In March 1942, the regiment was again renamed, being converted to the 1st Motor Regiment. This change was short lived however, and it was changed again in May to the 1st Tank Battalion, becoming part of the 3rd Army Tank Brigade, equipped with Matilda tanks. In 1943 the unit became part of the 4th Armoured Brigade and was designated as an AIF unit, thus allowing it to be deployed to any theatre of the conflict. Later, after completing training in Caboolture, Queensland it deployed to New Guinea in August 1943 where it supported the 9th Division fighting the Japanese 20th Division around Lae, on the Huon Peninsula and around Finschhafen, Sattelberg and Lakona. The unit was then withdrawn to Australia in mid-1944. During the fighting the tanks had performed well, and despite the difficult jungle terrain, the suitability of the Matilda for such operations had been proven with the Australians effectively employing combined arms tactics against which the Japanese had no effective response.
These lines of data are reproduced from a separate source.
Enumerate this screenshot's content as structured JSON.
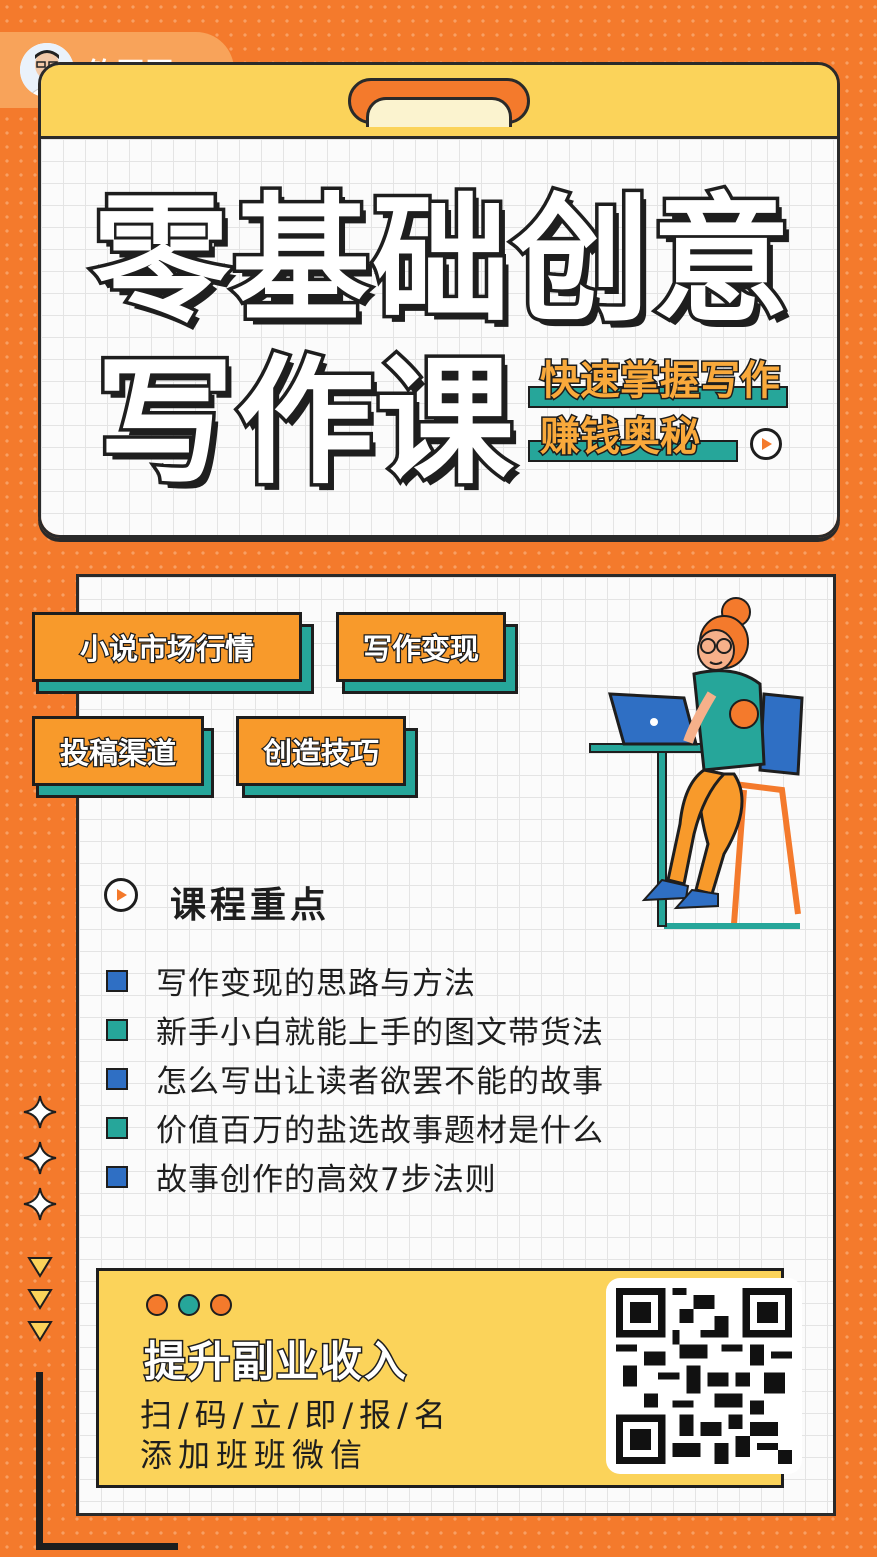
{
  "author": {
    "name": "钧哥哥"
  },
  "title": {
    "line1": "零基础创意",
    "line2": "写作课"
  },
  "tagline": {
    "line1": "快速掌握写作",
    "line2": "赚钱奥秘"
  },
  "chips": [
    "小说市场行情",
    "写作变现",
    "投稿渠道",
    "创造技巧"
  ],
  "section": {
    "title": "课程重点"
  },
  "points": [
    "写作变现的思路与方法",
    "新手小白就能上手的图文带货法",
    "怎么写出让读者欲罢不能的故事",
    "价值百万的盐选故事题材是什么",
    "故事创作的高效7步法则"
  ],
  "cta": {
    "main": "提升副业收入",
    "sub1": "扫/码/立/即/报/名",
    "sub2": "添加班班微信"
  },
  "colors": {
    "orange": "#f47a2c",
    "yellow": "#fbd35a",
    "teal": "#26a69a",
    "blue": "#2f6fc4",
    "dark": "#1e1e1e"
  },
  "icons": [
    "play-icon",
    "sparkle-icon",
    "triangle-down-icon",
    "qr-code",
    "person-with-laptop-illustration"
  ]
}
On 1 June 1944, the unit was renamed the 1st Armoured Regiment. The unit then spent the next year in training, and during this time it was based at Southport, Queensland. In May 1945, it took part in the amphibious landings at Balikpapan in support of the 7th Division, being involved in one of the final Australian campaigns of the war in Borneo. The landings took place on 1 July 1945 and had been preceded by heavy bombing and shelling by Australian and US air and naval forces. Landing with the infantry, the tanks—including newly modified Matilda Frog flamethrower tanks—mainly operated in small detachments in close support of the troops, even though the terrain offered the opportunity for more mobile tactics to be employed. Although the Australians were ultimately successful, casualties among the infantry were heavy and during this time the regiment was involved in some hard fighting, with the Japanese able to make effective use of strong natural defences in conjunction with minefields and anti-tank ditches to compensate for their lack of anti-tank guns. With the fighting coming to a conclusion however, tank operations ceased on 24 July. In total, casualties suffered by the regiment during the war included 14 dead.

===Post-war era===
Following the end of the war the Australian Army was demobilised. In 1948, the Citizens Military Forces (CMF) was re-raised, albeit on a reduced establishment of two divisions. As a part of this force, the regiment was reconstituted as a reserve formation on 1 April 1948, adopting the designation of the 1st Armoured Regiment (Royal New South Wales Lancers), in recognition of its previous history. During this time the regiment continued to operate Matilda tanks and was based at Lancer Barracks in Parramatta, in New South Wales. However, in 1949 the regiment was renamed the 1st Royal New South Wales Lancers and its battle honours and history were perpetuated by this unit, to reallocate the former name to the tank regiment that was to be established in the new Australian Regular Army. Later, in 1956 the 1st Royal New South Wales Lancers merged with the 15th Northern River Lancers to form the 1st/15th Royal New South Wales Lancers, equipped with a small number of Centurion tanks. This unit continues to serve today as a part-time unit in the Australian Army Reserve, operating Bushmaster Protected Mobility Vehicles (PMV) in the Light Cavalry (Reconnaissance) role.

==Battle honours==
The regiment has received the following battle honours:
- Boer War: South Africa 1899–1902;
- First World War: Anzac, Defence of Anzac, Suvla, Sari Bair, Gallipoli, Romani, Magdhaba–Rafah, Egypt 1915-17, Gaza–Beersheba, El Mughar, Nebi Samwil, Jerusalem, Jaffa, Jericho, Jordan (Es Salt), Jordan (Amman), Megiddo, Nablus, Palestine 1917-18;
- Second World War: South-West Pacific 1943–45, Finschhafen, Sattelberg, Wareo, Liberation of Australian New Guinea, Wareo–Lakona, Gusika–Fortification Point, Borneo, Balikpapan, and Milford Highway.